TrueCrypt Website Declares Project Dead

It appears that the truecrypt project is officially dead. At approximately 1800hrs the Truecrypt project’s sourceforge project page was updated, with the status being set to ‘inactive’ and new binaries posted – ostensibly of ‘Truecrypt v7.2′. The main page featured the warning that “Truecrypt is not secure as it may contain unfixed security issues.’ The signing keys used match those used previously. Krebs notes that there have been no changes to delegation, etc.

Their rationale that Truecrypt development was ended as a result of Windows XP becoming end-of-support seems curious as there appears no relationship between the two. Their advice to to abandon Truecrypt for propreitary solutions like Microsoft’s (almost certainly backdoored) BitLocker also seems odd.

Users on Schneier’s blog have been discussing the various possibilities with the most plausible mentioned being that the Truecrypt team were compelled via NSL or other government instrument to co-operate and that burning down the project was potentially the thing that they could have done. This is possibly why they were unable to give a legitimate explanation, instead citing the ludicrous one regarding Windows XP support. Another possibility is that Matthew Green et. al.’s TrueCrypt audit had spooked the authors in some way.

Just twelve hours ago I believed that this was a website compromise, but I am now convinced these actions were initiated by a member of the TC team and not by a malicious attacker. It is indeed possible that one of the developers has gone rogue, but I believe that it is almost a certainty at this point that TC – as we have known it, at least – is dead. Given the licensing issues (TC’s license is not completely FOSS friendly) it remains far from certain that anyone will fork the source from 7.1a and continue to develop the software.

This marks the death of the second free(ish) Windows full disk encryption suite with the first being FreeOTFE. The important thing to note is that Truecrypt had several very large stumbling blocks in the way of its acceptance by the community – some of them technical, some of them legal and license related, and the vast majority of them social. The shadowy Truecrypt Foundation and the way the organization attempted to shield themselves from any scrutiny made many understandably cautious of the software. Only several months ago on this very blog I detailed the myriad issues I have with Truecrypt and advised readers not to trust the product and to instead seek alternatives. That said, there are no free and trustworthy full disk encryption products for Windows (and obviously, Windows itself – and the underlying Wintel architecture – has some major trust issues of its own).

Advertisements

What Secrets Lurk In Your Cellphone Baseband

Aside

It was only a few months ago that we heard of a DoS for Android devices that mishandled the reception of a bunch of class 0 SMS messages, and the astute readers of this blog will recall this was fixed in Android 4.4 (at least for the Nexus branded devices).

I have spent my spare time playing with cellular basebands from a variety of cellphones of all operating system persuasions and at the risk of sounding alarmist will state – perhaps prematurely – that there are certain “features” that you, the owner of the cellular device likely don’t know about that could potentially violate your privacy in ways that you potentially haven’t even considered. We’re not just talking about relatively well known issues like the misuse of malformed class zero SMS messages as a way to “ping” phones to generate network traffic and thus assist with geolocation.

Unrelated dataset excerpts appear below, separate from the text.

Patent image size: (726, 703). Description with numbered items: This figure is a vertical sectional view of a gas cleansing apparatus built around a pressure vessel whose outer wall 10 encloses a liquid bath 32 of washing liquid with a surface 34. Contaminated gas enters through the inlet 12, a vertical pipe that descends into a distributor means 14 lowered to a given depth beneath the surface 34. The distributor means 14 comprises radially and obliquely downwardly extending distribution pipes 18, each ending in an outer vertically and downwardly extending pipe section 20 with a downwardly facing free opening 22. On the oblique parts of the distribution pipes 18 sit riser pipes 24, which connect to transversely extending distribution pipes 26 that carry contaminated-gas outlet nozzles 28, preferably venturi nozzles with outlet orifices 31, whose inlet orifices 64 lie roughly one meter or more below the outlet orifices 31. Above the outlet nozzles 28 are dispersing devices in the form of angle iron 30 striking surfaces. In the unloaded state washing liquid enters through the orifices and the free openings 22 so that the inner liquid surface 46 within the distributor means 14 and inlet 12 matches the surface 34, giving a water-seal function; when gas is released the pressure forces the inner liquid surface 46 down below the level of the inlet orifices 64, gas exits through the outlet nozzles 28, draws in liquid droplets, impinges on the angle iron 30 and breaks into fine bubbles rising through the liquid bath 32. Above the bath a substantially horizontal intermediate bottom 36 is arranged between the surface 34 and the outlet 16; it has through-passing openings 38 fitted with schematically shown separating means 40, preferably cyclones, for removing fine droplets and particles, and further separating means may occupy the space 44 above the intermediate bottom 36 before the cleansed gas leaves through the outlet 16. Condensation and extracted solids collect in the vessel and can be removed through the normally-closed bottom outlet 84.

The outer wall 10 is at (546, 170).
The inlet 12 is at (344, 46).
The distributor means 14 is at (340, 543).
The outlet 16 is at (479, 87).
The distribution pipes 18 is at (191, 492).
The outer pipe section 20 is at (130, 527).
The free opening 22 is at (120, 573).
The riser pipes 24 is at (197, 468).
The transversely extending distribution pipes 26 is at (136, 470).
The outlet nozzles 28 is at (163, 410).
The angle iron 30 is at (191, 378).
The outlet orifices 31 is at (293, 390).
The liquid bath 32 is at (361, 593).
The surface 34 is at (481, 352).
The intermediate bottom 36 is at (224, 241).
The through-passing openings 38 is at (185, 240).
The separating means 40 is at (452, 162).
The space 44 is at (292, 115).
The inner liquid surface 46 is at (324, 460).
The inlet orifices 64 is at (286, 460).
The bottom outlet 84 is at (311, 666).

This goes beyond that.

Anyone with a cellular phone needs to know that even if you run an AOSP build that you self compiled (and carefully source audited) that those binary blob drivers – often from Qualcomm – and the cellular baseband in its entirety may betray your attempts at achieving the privacy that should be a basic human right.

I been somewhat surprised at E911 and the way some carriers have implemented this “feature” – which can be invoked without 911 or 112 being dialed, but the real juicy stuff is buried deep in your phone. The ability to listen to your microphone without your consent or knowledge has been documented as fact and known by the FBI, an organization that is proud of stepping on the constitutional rights of Americans, as a “roving bug”.

I would argue that there would be a void in the market for a cellular phone that is provably secure (of course software can have bugs, but at least lay everything on the table and have some of the brightest minds in our industry examine it – keeping the number of lines of code down will make this task easier) and furthermore incorporates integrated encryption – not just over UMTS or other mobile IP services – but over the standard and GSM compressed voice channel. Although quality may be average this has been a long sought after feature.

That said – nothing will ever stop your carrier from finding you using radiolocation. Unfortunately this is just something we cannot design out.